Unterstützung durch die Eltern

Wenn Eltern fest an den Erfolg ihres Kindes glauben, helfen sie ihm sehr. Um eigene Zweifel zu zerstreuen, hilft es, sich immer wieder in Erinnerung zu rufen, dass das Problem in der Regel im Jugendalter ausgewachsen ist. Leidet das Kind unter Einnässen oder plagen es Selbstzweifel, kann man es daran erinnern, dass es doch schon ganz andere Dinge im Leben gelernt hat und dass es nur eine Frage der Zeit ist, bis es trocken ist.

Gegenüber älteren Kindern können Eltern allerdings bei allem Verständnis auch deutlich machen, dass die Kinder die Verantwortung für ihr Einnässen übernehmen müssen.

Tagsüber können Eltern ihre Kinder unterstützen, indem sie sie regelmäßig zur Toilette schicken, insbesondere dann, wenn die Kinder die Uhr noch nicht lesen können oder die Zeit beim Spielen vergessen. Sehr selbstständige Kinder können sich eventuell einen Wecker stellen und auf diese Weise eigenständig üben.

Verweigern Kinder die Mitarbeit, hilft meist eine liebe- und verständnisvolle Reaktion weiter als Druck, der die Situation zusätzlich verschärfen kann.
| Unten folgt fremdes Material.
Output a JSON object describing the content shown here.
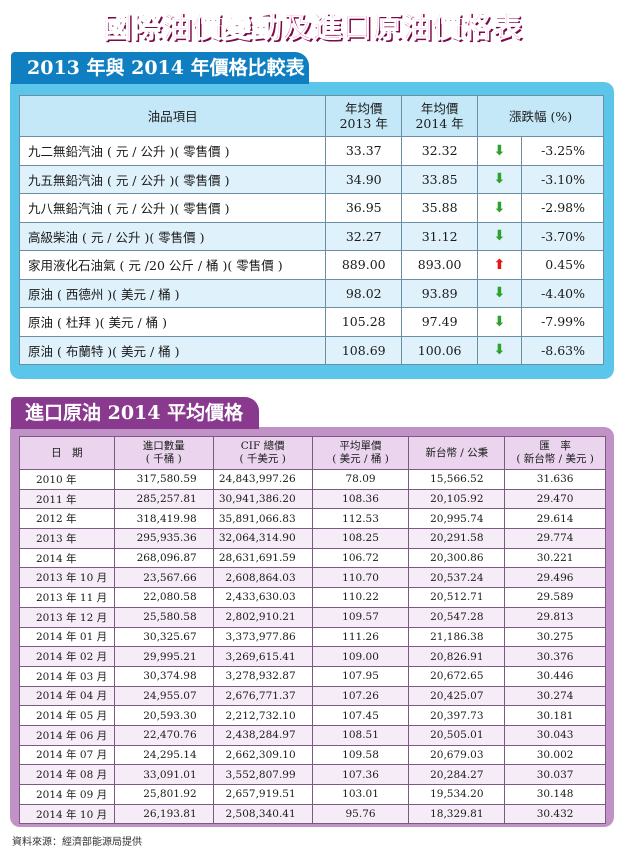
{
  "title": "國際油價變動及進口原油價格表",
  "section1": {
    "tab_title": "2013 年與 2014 年價格比較表",
    "headers": {
      "item": "油品項目",
      "avg2013_l1": "年均價",
      "avg2013_l2": "2013 年",
      "avg2014_l1": "年均價",
      "avg2014_l2": "2014 年",
      "change": "漲跌幅 (%)"
    },
    "rows": [
      {
        "name": "九二無鉛汽油 ( 元 / 公升 )( 零售價 )",
        "p2013": "33.37",
        "p2014": "32.32",
        "dir": "down",
        "pct": "-3.25%"
      },
      {
        "name": "九五無鉛汽油 ( 元 / 公升 )( 零售價 )",
        "p2013": "34.90",
        "p2014": "33.85",
        "dir": "down",
        "pct": "-3.10%"
      },
      {
        "name": "九八無鉛汽油 ( 元 / 公升 )( 零售價 )",
        "p2013": "36.95",
        "p2014": "35.88",
        "dir": "down",
        "pct": "-2.98%"
      },
      {
        "name": "高級柴油 ( 元 / 公升 )( 零售價 )",
        "p2013": "32.27",
        "p2014": "31.12",
        "dir": "down",
        "pct": "-3.70%"
      },
      {
        "name": "家用液化石油氣 ( 元 /20 公斤 / 桶 )( 零售價 )",
        "p2013": "889.00",
        "p2014": "893.00",
        "dir": "up",
        "pct": "0.45%"
      },
      {
        "name": "原油 ( 西德州 )( 美元 / 桶 )",
        "p2013": "98.02",
        "p2014": "93.89",
        "dir": "down",
        "pct": "-4.40%"
      },
      {
        "name": "原油 ( 杜拜 )( 美元 / 桶 )",
        "p2013": "105.28",
        "p2014": "97.49",
        "dir": "down",
        "pct": "-7.99%"
      },
      {
        "name": "原油 ( 布蘭特 )( 美元 / 桶 )",
        "p2013": "108.69",
        "p2014": "100.06",
        "dir": "down",
        "pct": "-8.63%"
      }
    ]
  },
  "section2": {
    "tab_title": "進口原油 2014 平均價格",
    "headers": {
      "date": "日　期",
      "qty_l1": "進口數量",
      "qty_l2": "( 千桶 )",
      "cif_l1": "CIF 總價",
      "cif_l2": "( 千美元 )",
      "unit_l1": "平均單價",
      "unit_l2": "( 美元 / 桶 )",
      "twd": "新台幣 / 公秉",
      "fx_l1": "匯　率",
      "fx_l2": "( 新台幣 / 美元 )"
    },
    "rows": [
      {
        "date": "2010 年",
        "qty": "317,580.59",
        "cif": "24,843,997.26",
        "unit": "78.09",
        "twd": "15,566.52",
        "fx": "31.636"
      },
      {
        "date": "2011 年",
        "qty": "285,257.81",
        "cif": "30,941,386.20",
        "unit": "108.36",
        "twd": "20,105.92",
        "fx": "29.470"
      },
      {
        "date": "2012 年",
        "qty": "318,419.98",
        "cif": "35,891,066.83",
        "unit": "112.53",
        "twd": "20,995.74",
        "fx": "29.614"
      },
      {
        "date": "2013 年",
        "qty": "295,935.36",
        "cif": "32,064,314.90",
        "unit": "108.25",
        "twd": "20,291.58",
        "fx": "29.774"
      },
      {
        "date": "2014 年",
        "qty": "268,096.87",
        "cif": "28,631,691.59",
        "unit": "106.72",
        "twd": "20,300.86",
        "fx": "30.221"
      },
      {
        "date": "2013 年 10 月",
        "qty": "23,567.66",
        "cif": "2,608,864.03",
        "unit": "110.70",
        "twd": "20,537.24",
        "fx": "29.496"
      },
      {
        "date": "2013 年 11 月",
        "qty": "22,080.58",
        "cif": "2,433,630.03",
        "unit": "110.22",
        "twd": "20,512.71",
        "fx": "29.589"
      },
      {
        "date": "2013 年 12 月",
        "qty": "25,580.58",
        "cif": "2,802,910.21",
        "unit": "109.57",
        "twd": "20,547.28",
        "fx": "29.813"
      },
      {
        "date": "2014 年 01 月",
        "qty": "30,325.67",
        "cif": "3,373,977.86",
        "unit": "111.26",
        "twd": "21,186.38",
        "fx": "30.275"
      },
      {
        "date": "2014 年 02 月",
        "qty": "29,995.21",
        "cif": "3,269,615.41",
        "unit": "109.00",
        "twd": "20,826.91",
        "fx": "30.376"
      },
      {
        "date": "2014 年 03 月",
        "qty": "30,374.98",
        "cif": "3,278,932.87",
        "unit": "107.95",
        "twd": "20,672.65",
        "fx": "30.446"
      },
      {
        "date": "2014 年 04 月",
        "qty": "24,955.07",
        "cif": "2,676,771.37",
        "unit": "107.26",
        "twd": "20,425.07",
        "fx": "30.274"
      },
      {
        "date": "2014 年 05 月",
        "qty": "20,593.30",
        "cif": "2,212,732.10",
        "unit": "107.45",
        "twd": "20,397.73",
        "fx": "30.181"
      },
      {
        "date": "2014 年 06 月",
        "qty": "22,470.76",
        "cif": "2,438,284.97",
        "unit": "108.51",
        "twd": "20,505.01",
        "fx": "30.043"
      },
      {
        "date": "2014 年 07 月",
        "qty": "24,295.14",
        "cif": "2,662,309.10",
        "unit": "109.58",
        "twd": "20,679.03",
        "fx": "30.002"
      },
      {
        "date": "2014 年 08 月",
        "qty": "33,091.01",
        "cif": "3,552,807.99",
        "unit": "107.36",
        "twd": "20,284.27",
        "fx": "30.037"
      },
      {
        "date": "2014 年 09 月",
        "qty": "25,801.92",
        "cif": "2,657,919.51",
        "unit": "103.01",
        "twd": "19,534.20",
        "fx": "30.148"
      },
      {
        "date": "2014 年 10 月",
        "qty": "26,193.81",
        "cif": "2,508,340.41",
        "unit": "95.76",
        "twd": "18,329.81",
        "fx": "30.432"
      }
    ]
  },
  "footer": "資料來源：經濟部能源局提供",
  "colors": {
    "title": "#e8188a",
    "sec1": "#0f7fc2",
    "sec2": "#8a3a8e",
    "down": "#2ea12e",
    "up": "#e01818"
  }
}
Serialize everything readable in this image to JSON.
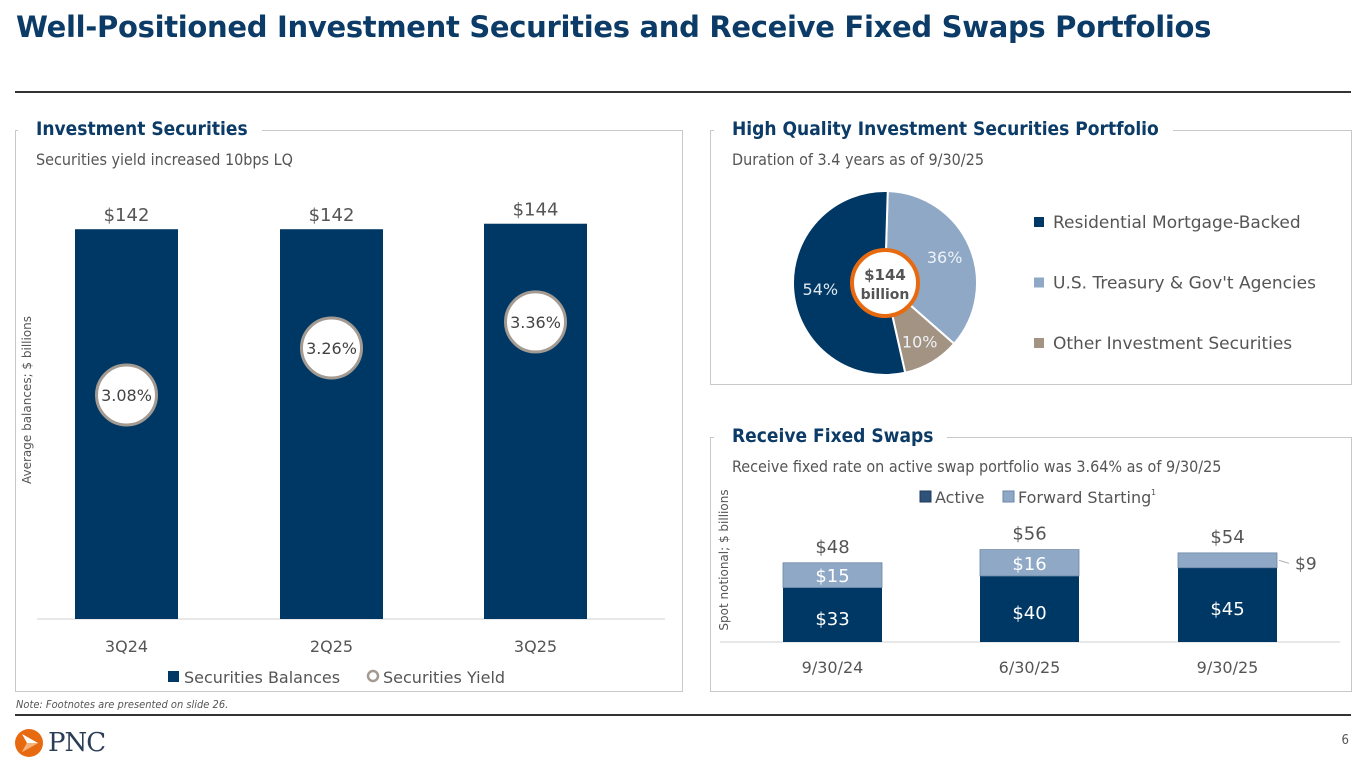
{
  "title": "Well-Positioned Investment Securities and Receive Fixed Swaps Portfolios",
  "note": "Note: Footnotes are presented on slide 26.",
  "page_number": "6",
  "logo_text": "PNC",
  "colors": {
    "navy": "#003865",
    "light_blue": "#8fa8c6",
    "taupe": "#a39382",
    "orange": "#e86a10",
    "title": "#0b3b66"
  },
  "panels": {
    "investment": {
      "title": "Investment Securities",
      "subtitle": "Securities yield increased 10bps LQ"
    },
    "portfolio": {
      "title": "High Quality Investment Securities Portfolio",
      "subtitle": "Duration of 3.4 years as of 9/30/25"
    },
    "swaps": {
      "title": "Receive Fixed Swaps",
      "subtitle": "Receive fixed rate on active swap portfolio was 3.64% as of 9/30/25"
    }
  },
  "chart_data": [
    {
      "type": "bar",
      "categories": [
        "3Q24",
        "2Q25",
        "3Q25"
      ],
      "ylabel": "Average balances; $ billions",
      "series": [
        {
          "name": "Securities Balances",
          "type": "bar",
          "values": [
            142,
            142,
            144
          ],
          "labels": [
            "$142",
            "$142",
            "$144"
          ]
        },
        {
          "name": "Securities Yield",
          "type": "marker",
          "values": [
            3.08,
            3.26,
            3.36
          ],
          "labels": [
            "3.08%",
            "3.26%",
            "3.36%"
          ]
        }
      ],
      "legend": "bottom"
    },
    {
      "type": "pie",
      "center_label": [
        "$144",
        "billion"
      ],
      "slices": [
        {
          "name": "Residential Mortgage-Backed",
          "value": 54,
          "label": "54%"
        },
        {
          "name": "U.S. Treasury & Gov't Agencies",
          "value": 36,
          "label": "36%"
        },
        {
          "name": "Other Investment Securities",
          "value": 10,
          "label": "10%"
        }
      ],
      "legend": "right"
    },
    {
      "type": "bar",
      "stacked": true,
      "categories": [
        "9/30/24",
        "6/30/25",
        "9/30/25"
      ],
      "ylabel": "Spot notional; $ billions",
      "series": [
        {
          "name": "Active",
          "values": [
            33,
            40,
            45
          ],
          "labels": [
            "$33",
            "$40",
            "$45"
          ]
        },
        {
          "name": "Forward Starting",
          "superscript": "1",
          "values": [
            15,
            16,
            9
          ],
          "labels": [
            "$15",
            "$16",
            "$9"
          ]
        }
      ],
      "totals": [
        "$48",
        "$56",
        "$54"
      ],
      "legend": "top"
    }
  ]
}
In der Regel hat diese Eigenständigkeit des Kindes auch positive Aspekte.

Kindern, die nachts einnässen, können Eltern helfen, indem sie ihm tagsüber regelmäßig etwas zu trinken anbieten und das Angebot am Abend reduzieren. Sie sollten das Trinken am Abend allerdings nicht komplett unterbinden.
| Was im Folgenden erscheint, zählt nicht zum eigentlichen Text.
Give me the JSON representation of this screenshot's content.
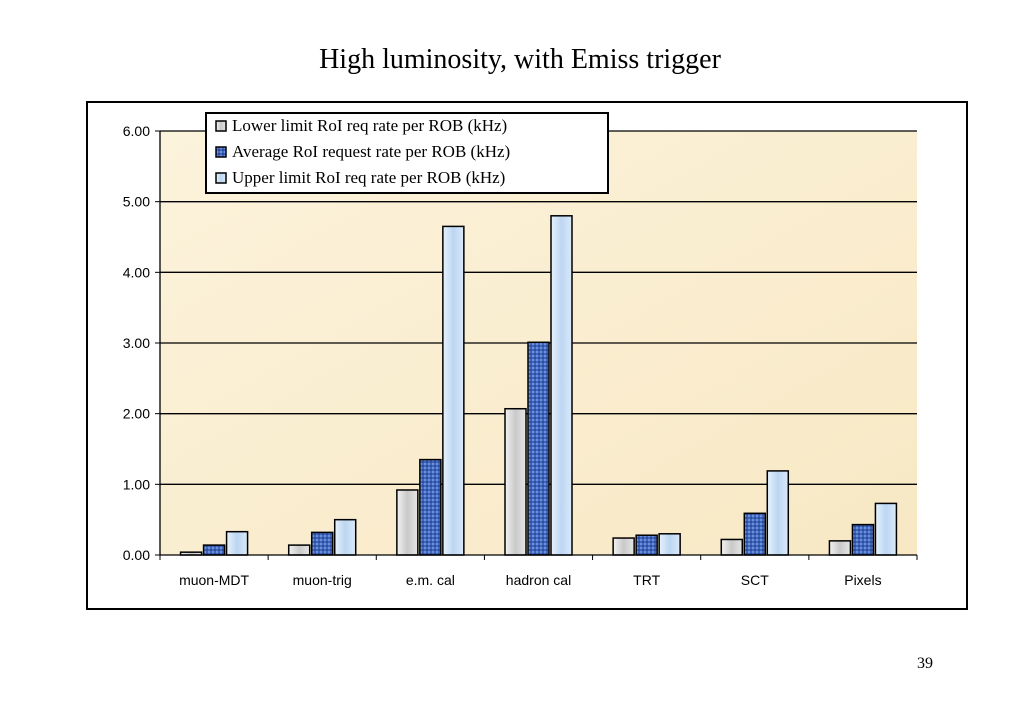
{
  "slide": {
    "title": "High luminosity, with Emiss trigger",
    "page_number": "39"
  },
  "chart_data": {
    "type": "bar",
    "title": "",
    "xlabel": "",
    "ylabel": "",
    "ylim": [
      0,
      6
    ],
    "yticks": [
      "0.00",
      "1.00",
      "2.00",
      "3.00",
      "4.00",
      "5.00",
      "6.00"
    ],
    "grid": true,
    "legend_position": "top-left",
    "categories": [
      "muon-MDT",
      "muon-trig",
      "e.m. cal",
      "hadron cal",
      "TRT",
      "SCT",
      "Pixels"
    ],
    "series": [
      {
        "name": "Lower limit RoI req rate per ROB (kHz)",
        "values": [
          0.04,
          0.14,
          0.92,
          2.07,
          0.24,
          0.22,
          0.2
        ],
        "color": "#d9d9d9"
      },
      {
        "name": "Average RoI request rate per ROB (kHz)",
        "values": [
          0.14,
          0.32,
          1.35,
          3.01,
          0.28,
          0.59,
          0.43
        ],
        "color": "#4a6fc4"
      },
      {
        "name": "Upper limit RoI req rate per ROB (kHz)",
        "values": [
          0.33,
          0.5,
          4.65,
          4.8,
          0.3,
          1.19,
          0.73
        ],
        "color": "#cfe3f8"
      }
    ],
    "plot_background": "#fbf0d6"
  }
}
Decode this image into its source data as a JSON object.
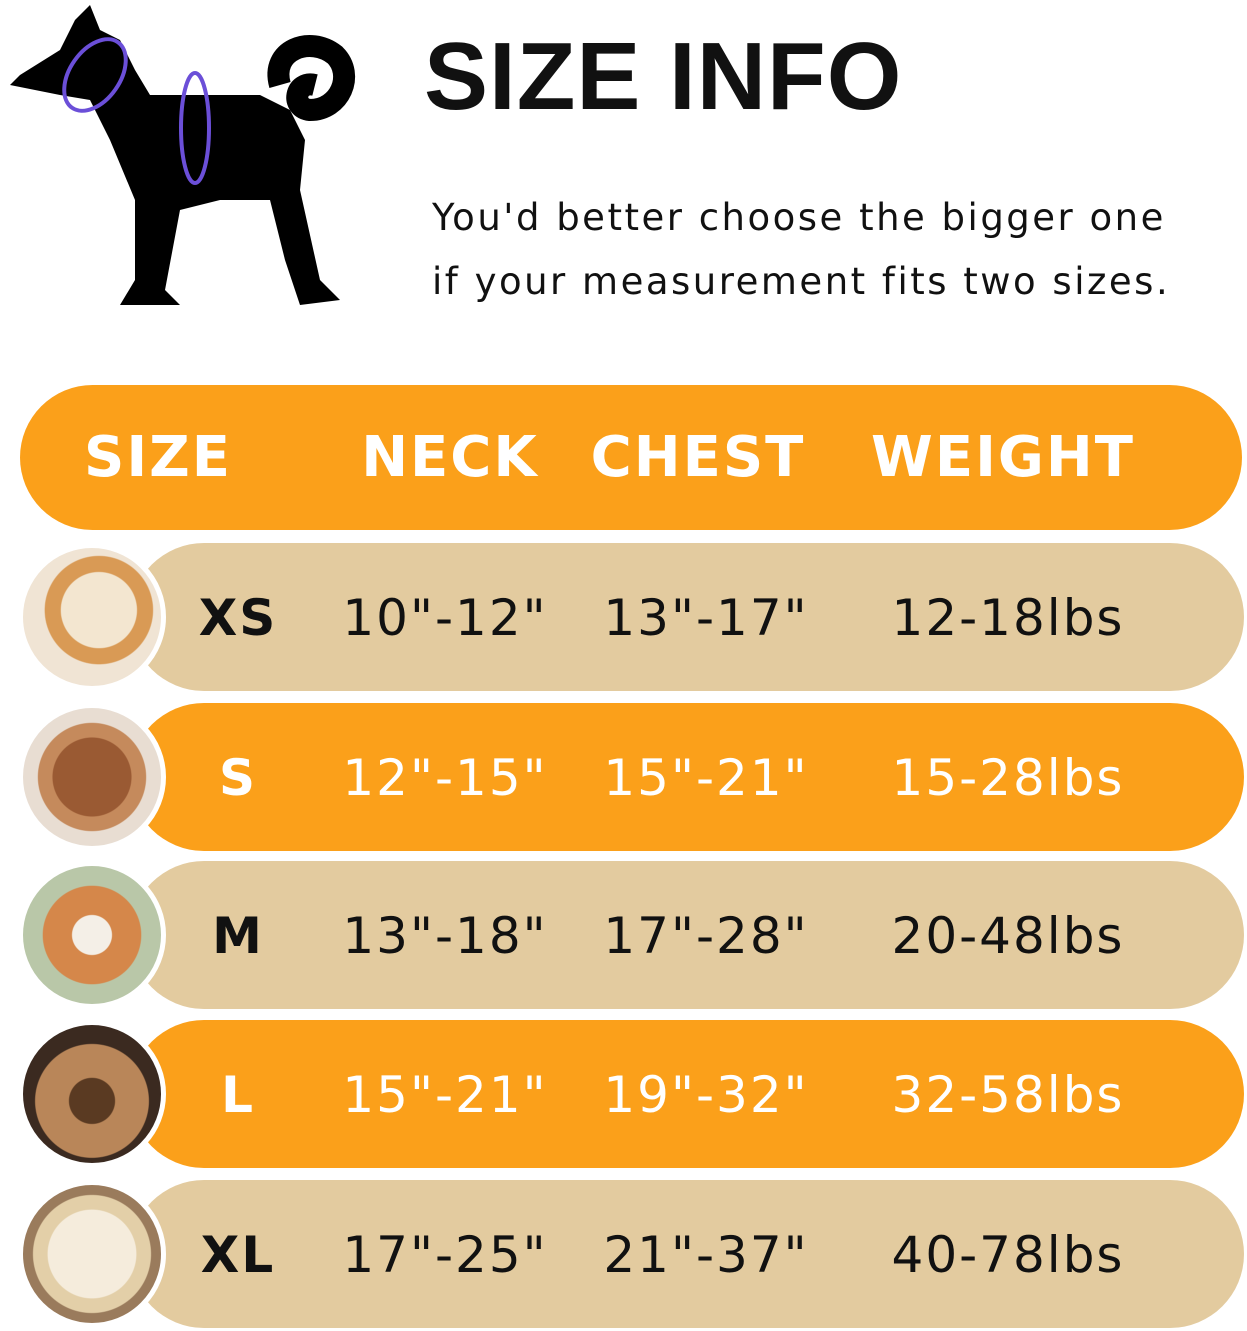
{
  "title": "SIZE INFO",
  "subtitle_line1": "You'd better choose the bigger one",
  "subtitle_line2": "if your measurement fits two sizes.",
  "colors": {
    "orange": "#FBA01A",
    "beige": "#E3CB9F",
    "measure_line": "#6B4FD8"
  },
  "headers": [
    "SIZE",
    "NECK",
    "CHEST",
    "WEIGHT"
  ],
  "rows": [
    {
      "size": "XS",
      "neck": "10\"-12\"",
      "chest": "13\"-17\"",
      "weight": "12-18lbs",
      "photo": "pomeranian-photo"
    },
    {
      "size": "S",
      "neck": "12\"-15\"",
      "chest": "15\"-21\"",
      "weight": "15-28lbs",
      "photo": "poodle-photo"
    },
    {
      "size": "M",
      "neck": "13\"-18\"",
      "chest": "17\"-28\"",
      "weight": "20-48lbs",
      "photo": "shiba-inu-photo"
    },
    {
      "size": "L",
      "neck": "15\"-21\"",
      "chest": "19\"-32\"",
      "weight": "32-58lbs",
      "photo": "french-bulldog-photo"
    },
    {
      "size": "XL",
      "neck": "17\"-25\"",
      "chest": "21\"-37\"",
      "weight": "40-78lbs",
      "photo": "labrador-photo"
    }
  ]
}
Beim Einsatz eines Klingelgeräts benötigen zumindest jüngere Kinder ebenfalls die Mithilfe der Eltern. So müssen sie das Kind möglicherweise wecken, wenn sie die Klingel nicht hören, und es zur Toilette schicken. Kleinere Kinder brauchen unter Umständen auch Unterstützung beim Wechseln der Kleidung oder beim Beziehen des Betts. Ältere Kinder sollten diese lästige Aufgabe dagegen immer selbst übernehmen müssen.

Darüber hinaus sollten Eltern den Wert von Kalendern mit Symbolen, die die Kinder verstehen, nicht unterschätzen. Sie können die Kinder stark motivieren. Idealweise nehmen Eltern und Kind den Eintrag im Kalender gemeinsam vor.